Riding on the Wind

The curtains are stirring and I know that something is about to start, as in the moments before the conductor’s baton raps against the lectern. It seems natural, as I sense the wind peering into my world, that I would feel something also stirring within.

I imagine that people who are dedicated to their work, who are dedicating their lives to something they consider central to the purpose of their lives, also sometimes pause to appreciate a spirit of renewal.

I am not as certain as they must be of my own path. Perhaps that’s one reason that I try to find in the passing wind the voice of a living presence calling out to me. I look for a spirit of renewal that I hope is riding on the back of the wind. I look for a potential for change because a shattering has taken away my confidence in the path I was on.

But that is not the whole story.

Certainly, a sense of doubt arose in me two years ago when my son died of unhappiness. But for many years before that, I was already looking for a spirit of greater life in the sound of the wind in the trees. That greater life has a remarkable capacity to look two ways from the nexus of the moment: outwards, into the wind-tossed world, and inwards, into a dormant part of myself that still harkens to the life whirling around me.

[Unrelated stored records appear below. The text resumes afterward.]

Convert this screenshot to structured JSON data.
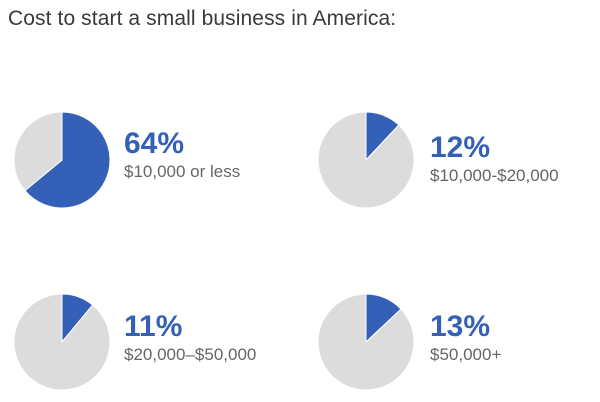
{
  "title": "Cost to start a small business in America:",
  "colors": {
    "accent": "#3560b8",
    "remainder": "#dcdcdc",
    "range_text": "#666666"
  },
  "chart_data": [
    {
      "type": "pie",
      "title": "",
      "value_label": "64%",
      "category_label": "$10,000 or less",
      "slices": [
        {
          "label": "$10,000 or less",
          "value": 64
        },
        {
          "label": "",
          "value": 36
        }
      ]
    },
    {
      "type": "pie",
      "title": "",
      "value_label": "12%",
      "category_label": "$10,000-$20,000",
      "slices": [
        {
          "label": "$10,000-$20,000",
          "value": 12
        },
        {
          "label": "",
          "value": 88
        }
      ]
    },
    {
      "type": "pie",
      "title": "",
      "value_label": "11%",
      "category_label": "$20,000–$50,000",
      "slices": [
        {
          "label": "$20,000–$50,000",
          "value": 11
        },
        {
          "label": "",
          "value": 89
        }
      ]
    },
    {
      "type": "pie",
      "title": "",
      "value_label": "13%",
      "category_label": "$50,000+",
      "slices": [
        {
          "label": "$50,000+",
          "value": 13
        },
        {
          "label": "",
          "value": 87
        }
      ]
    }
  ]
}
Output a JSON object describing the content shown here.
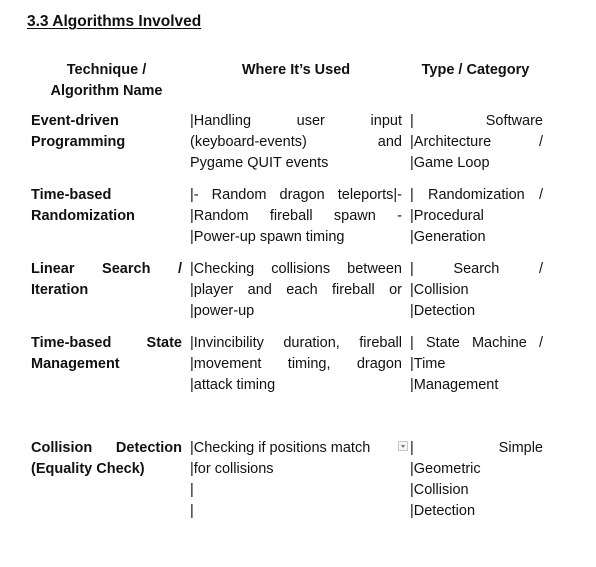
{
  "section": {
    "heading": "3.3 Algorithms Involved"
  },
  "table": {
    "headers": [
      "Technique / Algorithm Name",
      "Where It’s Used",
      "Type / Category"
    ],
    "rows": [
      {
        "technique": "Event-driven Programming",
        "where": [
          "|Handling user input",
          "(keyboard-events) and",
          "Pygame QUIT events"
        ],
        "category": [
          "| Software",
          "|Architecture /",
          "|Game Loop"
        ]
      },
      {
        "technique": "Time-based Randomization",
        "where": [
          "|- Random dragon teleports|-",
          "|Random fireball spawn -",
          "|Power-up spawn timing"
        ],
        "category": [
          "| Randomization /",
          "|Procedural",
          "|Generation"
        ]
      },
      {
        "technique": "Linear Search / Iteration",
        "where": [
          "|Checking collisions between",
          "|player and each fireball or",
          "|power-up"
        ],
        "category": [
          "| Search /",
          "|Collision",
          "|Detection"
        ]
      },
      {
        "technique": "Time-based State Management",
        "where": [
          "|Invincibility duration, fireball",
          "|movement timing, dragon",
          "|attack timing"
        ],
        "category": [
          "| State Machine /",
          "|Time",
          "|Management"
        ]
      },
      {
        "technique": "Collision Detection (Equality Check)",
        "where": [
          "|Checking if positions match",
          "|for collisions",
          "|",
          "|"
        ],
        "category": [
          "| Simple",
          "|Geometric",
          "|Collision",
          "|Detection"
        ]
      }
    ]
  }
}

For those of us who carry doubt as we traverse each day of our journey, it is a great blessing to realize that we have not been thrown out of Paradise. However, when doubt in ourselves and in the fairness of the world settles into the branches of our minds, we may risk falling into darkness.

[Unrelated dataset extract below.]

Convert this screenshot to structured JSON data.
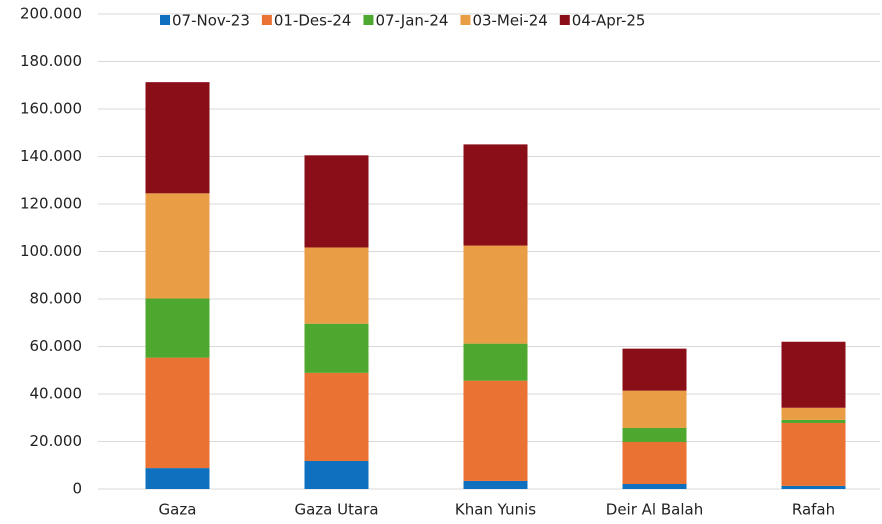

I know now that it is important for me to realize that I have not escaped unscathed. Nor should I escape untouched by uncertainty, shaking off the rain like a Labrador running up the beach out of the waves. Nothing in life is just a negligible side-effect and we are not merely bystanders of forces too great for us to understand or resist. When space and time change how they communicate with us, we discover that we are no longer who we remember ourselves to have once been.

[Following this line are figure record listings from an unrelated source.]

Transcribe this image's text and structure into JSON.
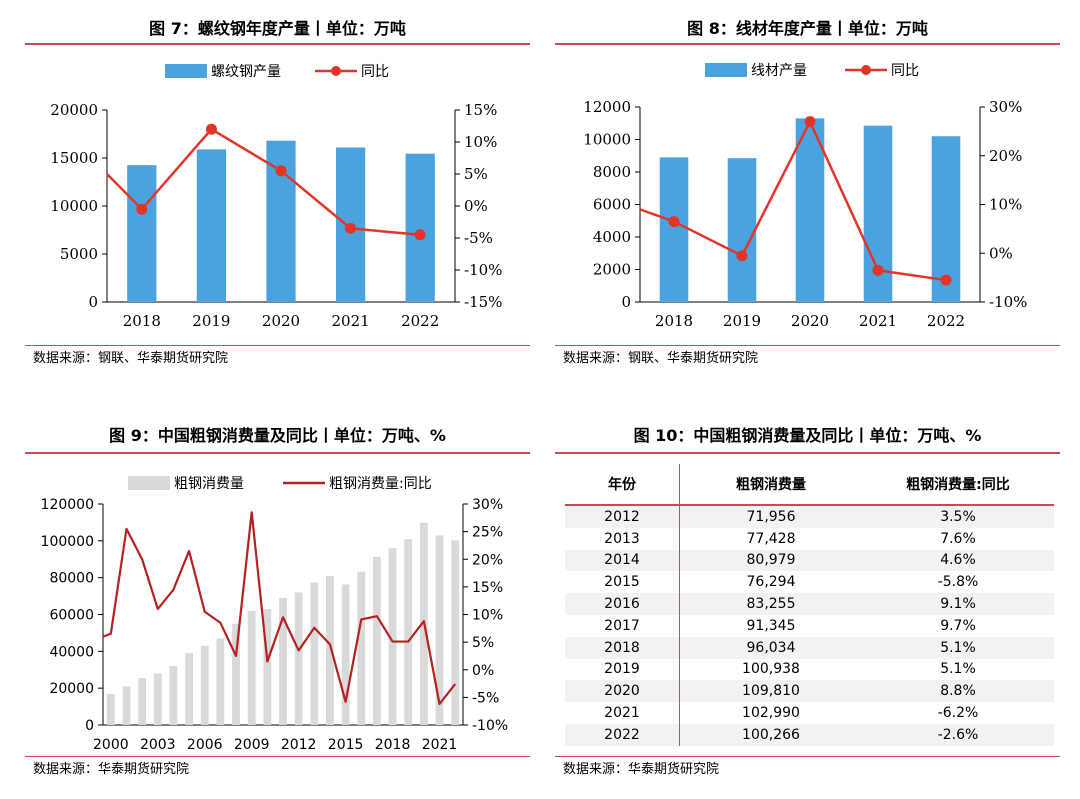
{
  "colors": {
    "bar_blue": "#4aa3df",
    "line_red": "#e2352a",
    "bar_grey": "#d9d9d9",
    "line_darkred": "#b52020",
    "rule_red": "#c0504d"
  },
  "fig7": {
    "title": "图 7：螺纹钢年度产量丨单位：万吨",
    "source": "数据来源：钢联、华泰期货研究院",
    "chart_data": {
      "type": "bar",
      "categories": [
        "2018",
        "2019",
        "2020",
        "2021",
        "2022"
      ],
      "series": [
        {
          "name": "螺纹钢产量",
          "type": "bar",
          "axis": "left",
          "values": [
            14250,
            15900,
            16800,
            16100,
            15450
          ]
        },
        {
          "name": "同比",
          "type": "line",
          "axis": "right",
          "values": [
            -0.5,
            12.0,
            5.5,
            -3.5,
            -4.5
          ],
          "line_start": 5.0
        }
      ],
      "ylim_left": [
        0,
        20000
      ],
      "yticks_left": [
        "20000",
        "15000",
        "10000",
        "5000",
        "0"
      ],
      "ylim_right": [
        -15,
        15
      ],
      "yticks_right": [
        "15%",
        "10%",
        "5%",
        "0%",
        "-5%",
        "-10%",
        "-15%"
      ],
      "legend": "top"
    }
  },
  "fig8": {
    "title": "图 8：线材年度产量丨单位：万吨",
    "source": "数据来源：钢联、华泰期货研究院",
    "chart_data": {
      "type": "bar",
      "categories": [
        "2018",
        "2019",
        "2020",
        "2021",
        "2022"
      ],
      "series": [
        {
          "name": "线材产量",
          "type": "bar",
          "axis": "left",
          "values": [
            8900,
            8850,
            11300,
            10850,
            10200
          ]
        },
        {
          "name": "同比",
          "type": "line",
          "axis": "right",
          "values": [
            6.5,
            -0.5,
            27.0,
            -3.5,
            -5.5
          ],
          "line_start": 9.0
        }
      ],
      "ylim_left": [
        0,
        12000
      ],
      "yticks_left": [
        "12000",
        "10000",
        "8000",
        "6000",
        "4000",
        "2000",
        "0"
      ],
      "ylim_right": [
        -10,
        30
      ],
      "yticks_right": [
        "30%",
        "20%",
        "10%",
        "0%",
        "-10%"
      ],
      "legend": "top"
    }
  },
  "fig9": {
    "title": "图 9：中国粗钢消费量及同比丨单位：万吨、%",
    "source": "数据来源：华泰期货研究院",
    "chart_data": {
      "type": "bar",
      "x_labels": [
        "2000",
        "2003",
        "2006",
        "2009",
        "2012",
        "2015",
        "2018",
        "2021"
      ],
      "series": [
        {
          "name": "粗钢消费量",
          "type": "bar",
          "axis": "left",
          "values": [
            16800,
            21000,
            25500,
            28000,
            32000,
            39000,
            43000,
            47000,
            55000,
            62000,
            63000,
            69000,
            71956,
            77428,
            80979,
            76294,
            83255,
            91345,
            96034,
            100938,
            109810,
            102990,
            100266
          ]
        },
        {
          "name": "粗钢消费量:同比",
          "type": "line",
          "axis": "right",
          "values": [
            6.5,
            25.5,
            20.0,
            11.0,
            14.5,
            21.5,
            10.5,
            8.5,
            2.5,
            28.5,
            1.5,
            9.5,
            3.5,
            7.6,
            4.6,
            -5.8,
            9.1,
            9.7,
            5.1,
            5.1,
            8.8,
            -6.2,
            -2.6
          ],
          "line_start": 6.0
        }
      ],
      "ylim_left": [
        0,
        120000
      ],
      "yticks_left": [
        "120000",
        "100000",
        "80000",
        "60000",
        "40000",
        "20000",
        "0"
      ],
      "ylim_right": [
        -10,
        30
      ],
      "yticks_right": [
        "30%",
        "25%",
        "20%",
        "15%",
        "10%",
        "5%",
        "0%",
        "-5%",
        "-10%"
      ],
      "legend": "top"
    }
  },
  "fig10": {
    "title": "图 10：中国粗钢消费量及同比丨单位：万吨、%",
    "source": "数据来源：华泰期货研究院",
    "chart_data": {
      "type": "table",
      "columns": [
        "年份",
        "粗钢消费量",
        "粗钢消费量:同比"
      ],
      "rows": [
        [
          "2012",
          "71,956",
          "3.5%"
        ],
        [
          "2013",
          "77,428",
          "7.6%"
        ],
        [
          "2014",
          "80,979",
          "4.6%"
        ],
        [
          "2015",
          "76,294",
          "-5.8%"
        ],
        [
          "2016",
          "83,255",
          "9.1%"
        ],
        [
          "2017",
          "91,345",
          "9.7%"
        ],
        [
          "2018",
          "96,034",
          "5.1%"
        ],
        [
          "2019",
          "100,938",
          "5.1%"
        ],
        [
          "2020",
          "109,810",
          "8.8%"
        ],
        [
          "2021",
          "102,990",
          "-6.2%"
        ],
        [
          "2022",
          "100,266",
          "-2.6%"
        ]
      ]
    }
  }
}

We may have been shattered, but we have not been thrown out of the openness of space or robbed of the intimate embrace of time. We are still living here in a world that needs us to be present for as long as we are meant to be; needs us to wait for the rap of the baton against the lectern; at which time the swell of a great orchestra will draw our bow across the strings of our being; the being that has been waiting all along for us to join in.